Verärgert wich Hanna zurück. »Ich werde doch nicht hier auf sie warten!«

»Du kannst nirgends hin. Nicht auf dieser Welt!«

Inzwischen waren Hannas Fingerspitzen eisig, aber ihre Wangen glühten. Der Regen prasselte im Stakkato gegen die Scheiben. Im Grunde wusste sie, dass Faine recht hatte. Sie konnte nicht davonlaufen. »Lita ist geschützt.« Es war ihr Mantra. Wann immer sie die Panik vor dem Unvermeidlichen überfiel, sagte sie es sich vor: »Lita ist geschützt!«

»Es mag ja sein, dass Lita geschützt ist.
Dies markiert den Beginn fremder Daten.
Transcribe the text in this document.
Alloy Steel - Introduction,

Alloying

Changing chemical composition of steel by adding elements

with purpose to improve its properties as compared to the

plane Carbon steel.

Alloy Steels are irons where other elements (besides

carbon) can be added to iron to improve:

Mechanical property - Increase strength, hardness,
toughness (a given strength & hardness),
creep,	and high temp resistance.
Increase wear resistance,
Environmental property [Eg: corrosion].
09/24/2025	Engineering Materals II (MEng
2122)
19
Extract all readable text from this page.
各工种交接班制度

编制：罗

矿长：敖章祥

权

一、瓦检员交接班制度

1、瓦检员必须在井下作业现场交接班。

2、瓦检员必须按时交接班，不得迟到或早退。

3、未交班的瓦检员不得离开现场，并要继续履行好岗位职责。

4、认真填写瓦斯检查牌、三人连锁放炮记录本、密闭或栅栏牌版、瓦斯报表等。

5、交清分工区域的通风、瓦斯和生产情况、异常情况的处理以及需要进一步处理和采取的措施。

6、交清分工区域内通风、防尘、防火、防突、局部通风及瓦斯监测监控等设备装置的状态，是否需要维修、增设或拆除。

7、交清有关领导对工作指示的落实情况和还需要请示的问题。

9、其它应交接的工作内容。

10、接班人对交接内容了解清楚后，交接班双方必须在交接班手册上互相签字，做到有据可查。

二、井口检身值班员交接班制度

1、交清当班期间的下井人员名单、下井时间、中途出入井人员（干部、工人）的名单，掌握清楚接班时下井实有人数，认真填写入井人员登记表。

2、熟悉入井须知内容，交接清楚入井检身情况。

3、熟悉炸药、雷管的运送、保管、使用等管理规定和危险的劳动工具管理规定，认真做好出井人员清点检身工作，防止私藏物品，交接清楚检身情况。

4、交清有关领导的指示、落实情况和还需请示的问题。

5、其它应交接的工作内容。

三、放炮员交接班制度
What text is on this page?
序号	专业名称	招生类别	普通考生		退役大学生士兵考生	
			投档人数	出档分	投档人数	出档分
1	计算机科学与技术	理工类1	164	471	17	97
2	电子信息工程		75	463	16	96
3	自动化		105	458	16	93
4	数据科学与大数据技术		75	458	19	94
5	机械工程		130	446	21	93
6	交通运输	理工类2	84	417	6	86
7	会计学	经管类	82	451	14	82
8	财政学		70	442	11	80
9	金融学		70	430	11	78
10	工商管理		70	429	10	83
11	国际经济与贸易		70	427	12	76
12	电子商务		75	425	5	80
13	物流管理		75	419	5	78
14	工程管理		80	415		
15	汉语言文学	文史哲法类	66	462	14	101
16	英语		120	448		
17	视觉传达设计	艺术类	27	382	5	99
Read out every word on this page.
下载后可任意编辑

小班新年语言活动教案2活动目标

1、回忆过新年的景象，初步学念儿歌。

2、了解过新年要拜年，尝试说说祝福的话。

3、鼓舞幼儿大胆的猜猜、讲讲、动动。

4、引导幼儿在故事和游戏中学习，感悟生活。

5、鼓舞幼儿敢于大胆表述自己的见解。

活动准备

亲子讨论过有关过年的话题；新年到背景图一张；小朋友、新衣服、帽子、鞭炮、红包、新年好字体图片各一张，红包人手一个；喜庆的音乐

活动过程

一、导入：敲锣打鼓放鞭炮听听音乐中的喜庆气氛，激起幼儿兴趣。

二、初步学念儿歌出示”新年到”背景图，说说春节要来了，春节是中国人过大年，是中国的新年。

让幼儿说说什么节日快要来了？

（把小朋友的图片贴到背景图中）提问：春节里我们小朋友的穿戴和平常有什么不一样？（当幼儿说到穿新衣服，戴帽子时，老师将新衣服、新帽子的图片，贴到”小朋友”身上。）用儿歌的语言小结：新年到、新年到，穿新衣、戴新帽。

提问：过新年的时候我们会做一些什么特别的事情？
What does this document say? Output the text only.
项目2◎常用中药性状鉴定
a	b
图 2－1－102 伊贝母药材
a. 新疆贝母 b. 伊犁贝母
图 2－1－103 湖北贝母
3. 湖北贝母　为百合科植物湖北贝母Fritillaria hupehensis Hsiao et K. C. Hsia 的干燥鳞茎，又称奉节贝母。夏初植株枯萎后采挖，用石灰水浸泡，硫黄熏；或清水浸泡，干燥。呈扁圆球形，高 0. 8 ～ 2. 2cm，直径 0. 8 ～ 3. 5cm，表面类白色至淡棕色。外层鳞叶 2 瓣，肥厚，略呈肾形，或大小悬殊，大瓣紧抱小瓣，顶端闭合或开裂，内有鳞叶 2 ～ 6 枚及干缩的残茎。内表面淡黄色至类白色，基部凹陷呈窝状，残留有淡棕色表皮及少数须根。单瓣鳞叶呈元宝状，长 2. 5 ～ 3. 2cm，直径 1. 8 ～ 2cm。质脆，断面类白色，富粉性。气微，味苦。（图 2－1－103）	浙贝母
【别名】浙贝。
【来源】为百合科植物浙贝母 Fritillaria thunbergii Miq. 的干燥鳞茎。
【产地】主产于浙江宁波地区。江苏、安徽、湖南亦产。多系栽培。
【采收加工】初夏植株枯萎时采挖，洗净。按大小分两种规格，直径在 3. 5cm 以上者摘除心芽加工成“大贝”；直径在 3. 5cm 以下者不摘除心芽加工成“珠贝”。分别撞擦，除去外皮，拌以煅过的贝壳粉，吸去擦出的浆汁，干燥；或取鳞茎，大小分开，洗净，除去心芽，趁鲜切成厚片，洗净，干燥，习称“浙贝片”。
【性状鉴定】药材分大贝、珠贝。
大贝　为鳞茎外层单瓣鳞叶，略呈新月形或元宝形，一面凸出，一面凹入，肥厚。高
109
Aber sie will nicht Lita. Sie will dich!«

Sie fuhr herum. »Meinst du, das weiß ich nicht?«

»Also, wie wirst du dich schützen? So lange du verwundbar bist, Hanna, ist Lita ebenfalls in Gefahr. Und ihr könnt euch nicht verstecken! Was willst du tun?«

»Ich weiß es nicht!«, fuhr sie Faine an und bereute es sofort. »Verzeih mir.« Sie zwang sich zur Ruhe. »Ich hatte immer gehofft, es würde nicht so weit kommen. Wieso passiert das alles nur, Faine?«

Faine leerte die Teeschale und gab sie Hanna zurück. »Was passieren wird, liegt nicht in meinen Händen. Aber ich passe auf euch auf, so gut ich kann. Versuch einfach, keine Dummheiten zu machen.«

Die Teeschale war noch warm. Hanna schmiegte ihre Finger um die Kirschblütenmalerei und spürte, wie mit der Wärme auch die Zuversicht in sie zurückfloss. Alles würde gut werden.